1.      You filed a joint return which has an understatement of tax due to erroneous items (defined below) of your spouse (or former spouse).

2.      You establish that at the time you signed the joint return you did not know, and had no reason to know, that there was an understatement of tax (See Actual Knowledge or Reason To Know, defined below).

3.      Taking into account all the facts and circumstances, it would be unfair to hold you liable for the understatement of tax.

Erroneous items are either of the following: 1) Unreported income.  This is any gross income item received by your spouse (or former spouse) that is not reported.  2) Incorrect deduction, credit, or basis.  This is any improper deduction, credit, or property basis claimed by your spouse (or former spouse).”

Can The Local IRS Taxpayer Assistance Center Help Me with my IRS Problem?

Tuesday, June 15th, 2010

Between July and September 2002, the Department of the Treasury conducted a study where they had investigators posing as common taxpayers call the IRS Taxpayer Assistance Centers for help.

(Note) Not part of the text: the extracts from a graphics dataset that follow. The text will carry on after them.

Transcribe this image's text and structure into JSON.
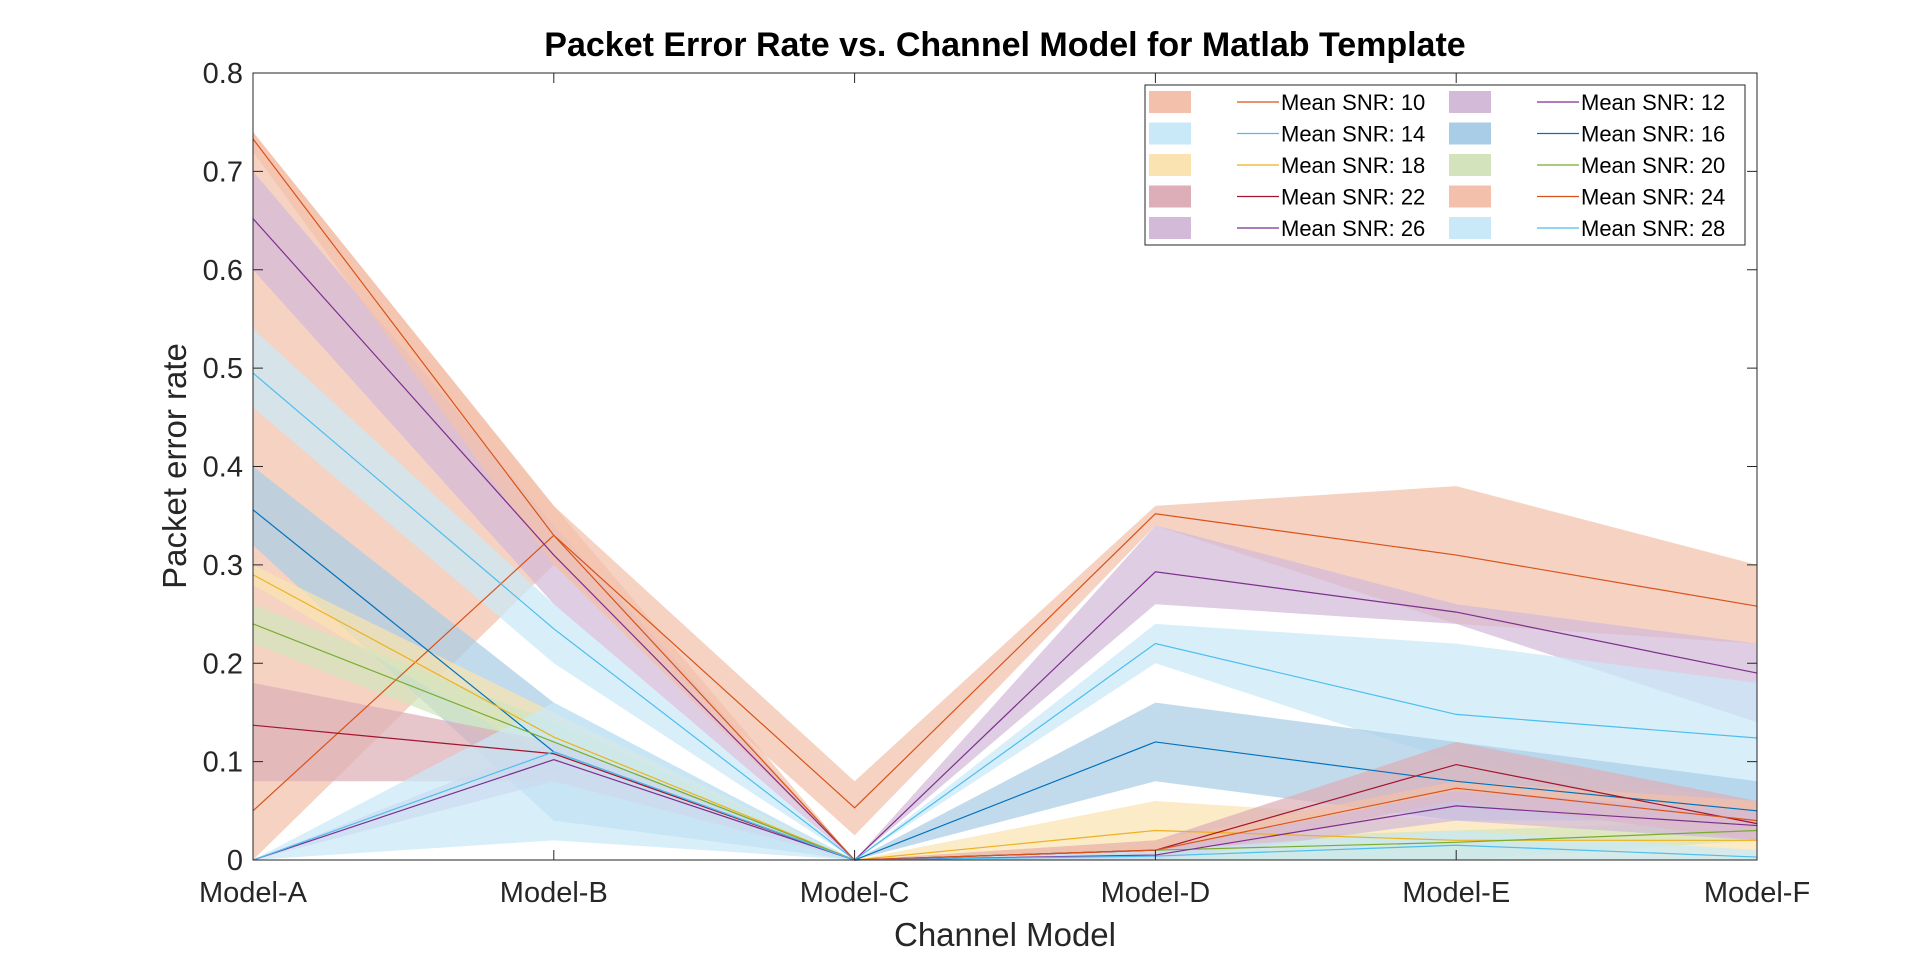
{
  "chart_data": {
    "type": "line",
    "title": "Packet Error Rate vs. Channel Model for Matlab Template",
    "xlabel": "Channel Model",
    "ylabel": "Packet error rate",
    "categories": [
      "Model-A",
      "Model-B",
      "Model-C",
      "Model-D",
      "Model-E",
      "Model-F"
    ],
    "ylim": [
      0,
      0.8
    ],
    "yticks": [
      0,
      0.1,
      0.2,
      0.3,
      0.4,
      0.5,
      0.6,
      0.7,
      0.8
    ],
    "ytick_labels": [
      "0",
      "0.1",
      "0.2",
      "0.3",
      "0.4",
      "0.5",
      "0.6",
      "0.7",
      "0.8"
    ],
    "grid": false,
    "legend": {
      "location": "top-right",
      "columns": 2
    },
    "series": [
      {
        "name": "Mean SNR: 10",
        "color": "#D95319",
        "fill": "#F3C0AB",
        "mean": [
          0.05,
          0.33,
          0.053,
          0.352,
          0.31,
          0.258
        ],
        "lower": [
          0.0,
          0.3,
          0.025,
          0.34,
          0.24,
          0.22
        ],
        "upper": [
          0.74,
          0.36,
          0.08,
          0.36,
          0.38,
          0.3
        ]
      },
      {
        "name": "Mean SNR: 12",
        "color": "#7E2F8E",
        "fill": "#D3BAD8",
        "mean": [
          0.652,
          0.31,
          0.0,
          0.293,
          0.252,
          0.19
        ],
        "lower": [
          0.6,
          0.26,
          0.0,
          0.26,
          0.24,
          0.14
        ],
        "upper": [
          0.7,
          0.34,
          0.0,
          0.34,
          0.26,
          0.22
        ]
      },
      {
        "name": "Mean SNR: 14",
        "color": "#4DBEEE",
        "fill": "#C9E9F8",
        "mean": [
          0.495,
          0.235,
          0.0,
          0.22,
          0.148,
          0.124
        ],
        "lower": [
          0.46,
          0.2,
          0.0,
          0.2,
          0.1,
          0.06
        ],
        "upper": [
          0.54,
          0.26,
          0.0,
          0.24,
          0.22,
          0.18
        ]
      },
      {
        "name": "Mean SNR: 16",
        "color": "#0072BD",
        "fill": "#A9CDE6",
        "mean": [
          0.356,
          0.11,
          0.0,
          0.12,
          0.08,
          0.05
        ],
        "lower": [
          0.32,
          0.04,
          0.0,
          0.08,
          0.04,
          0.04
        ],
        "upper": [
          0.4,
          0.16,
          0.0,
          0.16,
          0.12,
          0.08
        ]
      },
      {
        "name": "Mean SNR: 18",
        "color": "#EDB120",
        "fill": "#FAE3B0",
        "mean": [
          0.29,
          0.125,
          0.0,
          0.03,
          0.02,
          0.02
        ],
        "lower": [
          0.28,
          0.1,
          0.0,
          0.0,
          0.0,
          0.0
        ],
        "upper": [
          0.3,
          0.15,
          0.0,
          0.06,
          0.04,
          0.04
        ]
      },
      {
        "name": "Mean SNR: 20",
        "color": "#77AC30",
        "fill": "#D3E4BC",
        "mean": [
          0.24,
          0.12,
          0.0,
          0.01,
          0.018,
          0.03
        ],
        "lower": [
          0.22,
          0.1,
          0.0,
          0.0,
          0.0,
          0.02
        ],
        "upper": [
          0.26,
          0.14,
          0.0,
          0.02,
          0.03,
          0.04
        ]
      },
      {
        "name": "Mean SNR: 22",
        "color": "#A2142F",
        "fill": "#DDAEB7",
        "mean": [
          0.137,
          0.108,
          0.0,
          0.01,
          0.097,
          0.037
        ],
        "lower": [
          0.08,
          0.08,
          0.0,
          0.0,
          0.06,
          0.02
        ],
        "upper": [
          0.18,
          0.12,
          0.0,
          0.02,
          0.12,
          0.06
        ]
      },
      {
        "name": "Mean SNR: 24",
        "color": "#D95319",
        "fill": "#F3C0AB",
        "mean": [
          0.733,
          0.33,
          0.0,
          0.01,
          0.073,
          0.04
        ],
        "lower": [
          0.72,
          0.3,
          0.0,
          0.0,
          0.06,
          0.02
        ],
        "upper": [
          0.74,
          0.36,
          0.0,
          0.02,
          0.08,
          0.06
        ]
      },
      {
        "name": "Mean SNR: 26",
        "color": "#7E2F8E",
        "fill": "#D3BAD8",
        "mean": [
          0.0,
          0.102,
          0.0,
          0.005,
          0.055,
          0.035
        ],
        "lower": [
          0.0,
          0.08,
          0.0,
          0.0,
          0.04,
          0.02
        ],
        "upper": [
          0.0,
          0.12,
          0.0,
          0.01,
          0.07,
          0.05
        ]
      },
      {
        "name": "Mean SNR: 28",
        "color": "#4DBEEE",
        "fill": "#C9E9F8",
        "mean": [
          0.0,
          0.11,
          0.0,
          0.004,
          0.015,
          0.003
        ],
        "lower": [
          0.0,
          0.02,
          0.0,
          0.0,
          0.0,
          0.0
        ],
        "upper": [
          0.0,
          0.16,
          0.0,
          0.01,
          0.03,
          0.01
        ]
      }
    ]
  }
}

* Auditors were given correct answers 57% of the time

* 45% of the questions were answered correctly AND completely

* 12% of the questions were answered correctly, but incomplete

* Wrong answers were given 28% of the time

* 12% of the time, questions were unanswered and taxpayers were told to do their own research

* 3% of time, auditors could not get any assistance at all

It’s ridiculous that a taxpayer might not be able to count on getting a right answer from the IRS regarding tax questions, especially considering that the IRS is the agency that is charged with the task of enforcing tax laws.  Ask yourself … if the IRS Taxpayer Assistance Center cannot correctly answer simple tax questions more than 57% of the time, do you think that they are going to be able to answer a question about a complicated matter such as a lien on your property … the Statue of Limitations … bankruptcy … or other complicated legal matters?